Our family has been making syrup for several generations; we have sugaring pictures displayed from circa 1920. The picture on this page is my Great Grandfather Gideon Draper Stump (center) and Great Uncles Bailey and Garret Stump. They are driving the horse team to gather and unload the sap. This was one of their first crops when they moved up from West Virginia. The story is that Gideon was somewhat of an inventor and boiled some syrup using steam through tubes in the syrup pans. The syrup came out so light in color that they had trouble selling it.
My grandmother took this picture you see here. She married my grandfather Harry Casbohm. They also made syrup with my father Earl Casbohm and his brothers Jack and Clair. In the field behind our barn, (circa 1938) Uncle Jack built a crude arch of clay and attached some fire doors. I believe he used a flat pan and hung several hundred buckets. (In 2004, when the field was turned over to the current owners, they found several of the original fire bricks from the arch. I now have them in my new sugarhouse.) Several years later Uncle Jack purchased a used 4 x 12 raised flue evaporator and several hundred more buckets. Uncle Clair bricked the chimney. The first day they boiled on the new rig they made 25 gallons of syrup! Clair was also making syrup at his farm and still has some antique buckets and spiels.

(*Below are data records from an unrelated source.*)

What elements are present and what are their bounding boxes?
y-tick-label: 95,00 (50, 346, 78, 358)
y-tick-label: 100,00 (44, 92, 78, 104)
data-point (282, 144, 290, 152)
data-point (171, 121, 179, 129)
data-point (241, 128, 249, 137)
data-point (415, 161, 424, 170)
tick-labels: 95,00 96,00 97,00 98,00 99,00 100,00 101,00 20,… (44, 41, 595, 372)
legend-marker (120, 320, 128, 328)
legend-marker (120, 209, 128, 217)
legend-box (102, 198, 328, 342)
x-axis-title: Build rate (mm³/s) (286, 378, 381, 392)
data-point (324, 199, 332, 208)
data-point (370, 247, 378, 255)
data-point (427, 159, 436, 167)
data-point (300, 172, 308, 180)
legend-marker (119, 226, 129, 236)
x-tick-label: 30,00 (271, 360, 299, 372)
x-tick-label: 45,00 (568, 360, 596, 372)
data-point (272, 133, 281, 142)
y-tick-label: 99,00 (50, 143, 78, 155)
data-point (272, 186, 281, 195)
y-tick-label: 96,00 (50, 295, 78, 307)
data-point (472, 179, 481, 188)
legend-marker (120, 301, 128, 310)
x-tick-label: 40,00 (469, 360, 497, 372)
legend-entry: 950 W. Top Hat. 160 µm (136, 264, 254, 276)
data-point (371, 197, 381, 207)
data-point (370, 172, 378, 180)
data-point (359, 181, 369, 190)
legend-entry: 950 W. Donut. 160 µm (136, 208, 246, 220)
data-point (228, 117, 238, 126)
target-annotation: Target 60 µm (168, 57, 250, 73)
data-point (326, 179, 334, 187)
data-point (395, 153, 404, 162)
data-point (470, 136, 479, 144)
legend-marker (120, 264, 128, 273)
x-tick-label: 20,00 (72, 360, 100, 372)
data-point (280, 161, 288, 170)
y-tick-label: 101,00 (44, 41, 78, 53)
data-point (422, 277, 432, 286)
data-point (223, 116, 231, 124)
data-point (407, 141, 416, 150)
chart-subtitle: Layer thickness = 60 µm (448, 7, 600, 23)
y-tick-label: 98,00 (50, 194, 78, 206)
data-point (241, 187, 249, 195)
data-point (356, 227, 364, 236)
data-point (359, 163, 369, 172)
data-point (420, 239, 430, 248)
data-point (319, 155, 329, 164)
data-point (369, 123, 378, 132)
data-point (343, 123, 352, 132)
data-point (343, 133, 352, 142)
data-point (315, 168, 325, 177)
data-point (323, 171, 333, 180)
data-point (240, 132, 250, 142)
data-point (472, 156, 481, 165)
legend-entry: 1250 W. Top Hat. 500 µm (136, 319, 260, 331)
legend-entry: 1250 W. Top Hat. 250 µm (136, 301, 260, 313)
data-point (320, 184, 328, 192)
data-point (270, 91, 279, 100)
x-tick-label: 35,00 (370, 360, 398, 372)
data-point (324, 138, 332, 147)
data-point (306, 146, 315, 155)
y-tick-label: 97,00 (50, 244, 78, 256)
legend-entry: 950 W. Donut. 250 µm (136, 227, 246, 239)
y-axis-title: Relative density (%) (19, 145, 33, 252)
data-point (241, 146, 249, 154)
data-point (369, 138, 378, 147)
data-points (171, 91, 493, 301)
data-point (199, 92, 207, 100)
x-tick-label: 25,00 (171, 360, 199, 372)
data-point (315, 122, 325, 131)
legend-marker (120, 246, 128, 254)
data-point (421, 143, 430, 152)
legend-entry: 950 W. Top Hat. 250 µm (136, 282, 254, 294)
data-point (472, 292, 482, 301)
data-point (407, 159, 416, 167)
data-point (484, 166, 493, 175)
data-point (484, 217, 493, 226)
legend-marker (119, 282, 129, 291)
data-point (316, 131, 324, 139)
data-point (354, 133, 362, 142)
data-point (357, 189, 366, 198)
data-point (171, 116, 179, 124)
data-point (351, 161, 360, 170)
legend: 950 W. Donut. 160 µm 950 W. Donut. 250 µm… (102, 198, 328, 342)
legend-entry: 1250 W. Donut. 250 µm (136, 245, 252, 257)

My father Earl Casbohm converted a small building to a crude sugarhouse. He set up some cinder blocks for an arch with an old 3 x 5 flat pan. We used slab wood to stoke the fire and the sap was dumped in one bucketful at a time. The smell of the steam was great. That's when I began helping, about 1965. We then upgraded to a antique Warren evaporator. This was 3 x 10 and was converted to an oil fired rig. Most of the syrup we made was Medium, Dark or "B". After helping make syrup with family and friends for many years, we started to build our own sugarhouse in 2001. Currently my wife Cheryl, our sons Eric and Adam, daughters Kelly and Stacy, grandsons Nic and Mike, and nephew Aaron Casbohm help during syrup season.